How Does COVID-19 Affect VMT?
Boren, the Fresno COG executive director, says that the law’s implementation could be delayed by the coronavirus pandemic.
“Sacramento, believing that they have the right ideas in terms of how people should live their lives right here in (Central) California, but the reality is every region is unique it’s different,” Boren said. “So, knowing that 98% of our people use their car to get around to try to shoehorn you know people into higher densities and charges and fees because you’re going to use their cars, I don’t know if that’s going to take.
“Truthfully, with this COVID-19 situation, in my mind, all bets are off.”
Voice Your Opinion
If you want to express your thoughts — pro or con — about the law, contact your Assemblymember, state Senator, or Gov. Newsom. Click this link to find lawmaker contact information. Newsom can be reached at this link.

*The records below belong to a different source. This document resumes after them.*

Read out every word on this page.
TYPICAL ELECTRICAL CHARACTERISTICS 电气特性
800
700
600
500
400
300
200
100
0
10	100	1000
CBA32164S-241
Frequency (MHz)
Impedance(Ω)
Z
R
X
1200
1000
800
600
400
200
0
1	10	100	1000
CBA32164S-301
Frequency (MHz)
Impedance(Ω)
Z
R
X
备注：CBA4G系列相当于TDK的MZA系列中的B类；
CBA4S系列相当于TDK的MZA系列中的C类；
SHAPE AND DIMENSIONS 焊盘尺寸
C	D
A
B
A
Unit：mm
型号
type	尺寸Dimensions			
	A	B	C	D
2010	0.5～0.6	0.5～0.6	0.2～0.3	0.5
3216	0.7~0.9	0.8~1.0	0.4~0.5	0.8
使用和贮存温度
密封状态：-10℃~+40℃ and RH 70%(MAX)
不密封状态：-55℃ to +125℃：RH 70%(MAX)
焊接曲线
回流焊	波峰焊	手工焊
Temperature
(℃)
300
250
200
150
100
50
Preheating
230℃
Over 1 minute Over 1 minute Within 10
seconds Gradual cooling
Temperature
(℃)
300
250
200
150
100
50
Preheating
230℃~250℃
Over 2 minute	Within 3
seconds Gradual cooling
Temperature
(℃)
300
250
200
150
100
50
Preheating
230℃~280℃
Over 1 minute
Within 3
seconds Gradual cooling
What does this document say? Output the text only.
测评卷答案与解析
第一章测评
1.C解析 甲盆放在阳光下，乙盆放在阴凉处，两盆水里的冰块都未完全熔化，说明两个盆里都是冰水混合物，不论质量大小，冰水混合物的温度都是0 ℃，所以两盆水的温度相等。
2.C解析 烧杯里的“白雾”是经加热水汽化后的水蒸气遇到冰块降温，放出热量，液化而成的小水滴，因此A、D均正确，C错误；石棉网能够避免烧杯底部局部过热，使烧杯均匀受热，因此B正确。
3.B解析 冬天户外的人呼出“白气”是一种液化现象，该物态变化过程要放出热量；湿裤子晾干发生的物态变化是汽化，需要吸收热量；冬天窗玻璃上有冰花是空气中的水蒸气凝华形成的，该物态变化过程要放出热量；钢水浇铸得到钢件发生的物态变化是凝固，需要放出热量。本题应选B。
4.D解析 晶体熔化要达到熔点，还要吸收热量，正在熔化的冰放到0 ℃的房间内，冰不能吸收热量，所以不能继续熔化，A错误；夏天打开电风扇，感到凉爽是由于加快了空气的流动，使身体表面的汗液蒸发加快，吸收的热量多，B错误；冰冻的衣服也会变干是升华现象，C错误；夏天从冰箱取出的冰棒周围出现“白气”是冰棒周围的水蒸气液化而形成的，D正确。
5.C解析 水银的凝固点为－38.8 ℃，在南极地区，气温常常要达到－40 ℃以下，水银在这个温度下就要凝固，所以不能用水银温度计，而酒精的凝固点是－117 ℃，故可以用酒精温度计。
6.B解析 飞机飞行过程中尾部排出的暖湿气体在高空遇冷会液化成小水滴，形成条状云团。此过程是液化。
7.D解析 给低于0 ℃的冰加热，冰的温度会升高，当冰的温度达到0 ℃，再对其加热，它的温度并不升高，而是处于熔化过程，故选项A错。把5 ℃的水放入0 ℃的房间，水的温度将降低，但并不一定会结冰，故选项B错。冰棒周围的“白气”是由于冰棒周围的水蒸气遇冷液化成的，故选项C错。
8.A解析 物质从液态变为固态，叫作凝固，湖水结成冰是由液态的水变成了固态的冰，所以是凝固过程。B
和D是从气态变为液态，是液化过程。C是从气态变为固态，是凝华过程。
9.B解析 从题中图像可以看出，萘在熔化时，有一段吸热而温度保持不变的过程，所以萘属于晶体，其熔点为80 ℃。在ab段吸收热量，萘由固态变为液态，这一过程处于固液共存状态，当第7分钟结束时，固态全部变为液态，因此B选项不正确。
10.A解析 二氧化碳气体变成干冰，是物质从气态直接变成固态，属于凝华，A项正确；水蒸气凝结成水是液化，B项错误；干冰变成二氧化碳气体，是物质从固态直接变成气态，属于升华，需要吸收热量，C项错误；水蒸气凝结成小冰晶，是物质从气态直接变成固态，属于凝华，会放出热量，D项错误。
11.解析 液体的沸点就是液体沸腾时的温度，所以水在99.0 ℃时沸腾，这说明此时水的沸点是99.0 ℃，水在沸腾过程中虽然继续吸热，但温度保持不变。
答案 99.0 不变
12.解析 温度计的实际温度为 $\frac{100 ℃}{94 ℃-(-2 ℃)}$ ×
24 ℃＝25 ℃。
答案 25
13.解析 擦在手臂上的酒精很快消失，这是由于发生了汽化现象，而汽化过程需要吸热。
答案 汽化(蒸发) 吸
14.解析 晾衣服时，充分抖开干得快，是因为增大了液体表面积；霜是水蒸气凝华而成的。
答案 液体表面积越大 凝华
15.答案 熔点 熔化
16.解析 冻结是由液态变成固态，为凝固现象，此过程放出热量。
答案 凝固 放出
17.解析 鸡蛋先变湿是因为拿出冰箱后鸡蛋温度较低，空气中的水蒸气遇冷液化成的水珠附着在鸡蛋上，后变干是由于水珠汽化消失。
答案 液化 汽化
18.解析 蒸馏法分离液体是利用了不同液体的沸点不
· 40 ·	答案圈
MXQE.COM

However, many of them weren’t in the Legislature when the bill was signed. Assemblyman Jim Patterson (R-Fresno) voted against the bill in 2013. Patterson and state Sen. Andreas Borgeas (R-Fresno) are the only Valley lawmakers to tell GV Wire they would vote to delay its implementation.
“While Sen. Borgeas was not a member of the Legislature during the time this bill was passed, he would support a plan for regional implementation as well as delaying its implementation altogether until the emergency orders for COVID-19 are lifted,” his office said in a statement to GV Wire.
Caltrans has an entire section on its website devoted to VMT planning and its impact on the future of state highways. You can provide feedback to Caltrans through June 15 at this link.
Q&A with Authors of UC Berkeley Report on SB 743
UC’s Elkind teamed with Lamm and then UC Berkeley law student Eric Prather, to write a 2018 analysis of SB 743.
GV Wire: More People Telecommute for Work Now Than in 2013, How Is That Factored?
Elkind: So, if it’s work from home, you know that that’s the sort of strategy to reduce vehicle miles traveled, then to really have a defensible environmental analysis and a defensible set of mitigation measures. You can’t just sort of take the developer’s word for it, you’d have to see that there are some programs in place, maybe to fiscally reward people who are working from home or some sort of requirement about how much driving they’re doing. You’d have to see something enforceable there.
If People Use Electric Vehicles, Does That Mitigate Miles Traveled?
Elkind: If it’s electric vehicles, that’s actually a separate analysis because whether they’re electric or gas guzzlers it doesn’t really matter. We’re talking about transportation impacts as cars on the road, congestion, overall driving miles. Where that would come into play is the impacts on greenhouse gas emissions or air quality. That is a separate analysis done under the California Environmental Quality and that’s where they would get credit.
Will the State Hold to the July 1 Implementation Despite the COVID-19 Crisis?
Lamm: It will go into effect July 1st. From that date, developers on new projects will need to start doing different analyses. So, the actual on the ground impact will be multiple years out from that, where the first projects that are actually built under this new law, go on the ground and have to mitigate the impacts that are different from the ones they previously did. So it’s not like there will be an on-the-ground shift in August of 2020. It will be in 2021 and 2022 when those projects start to get built, so there’s plenty of time.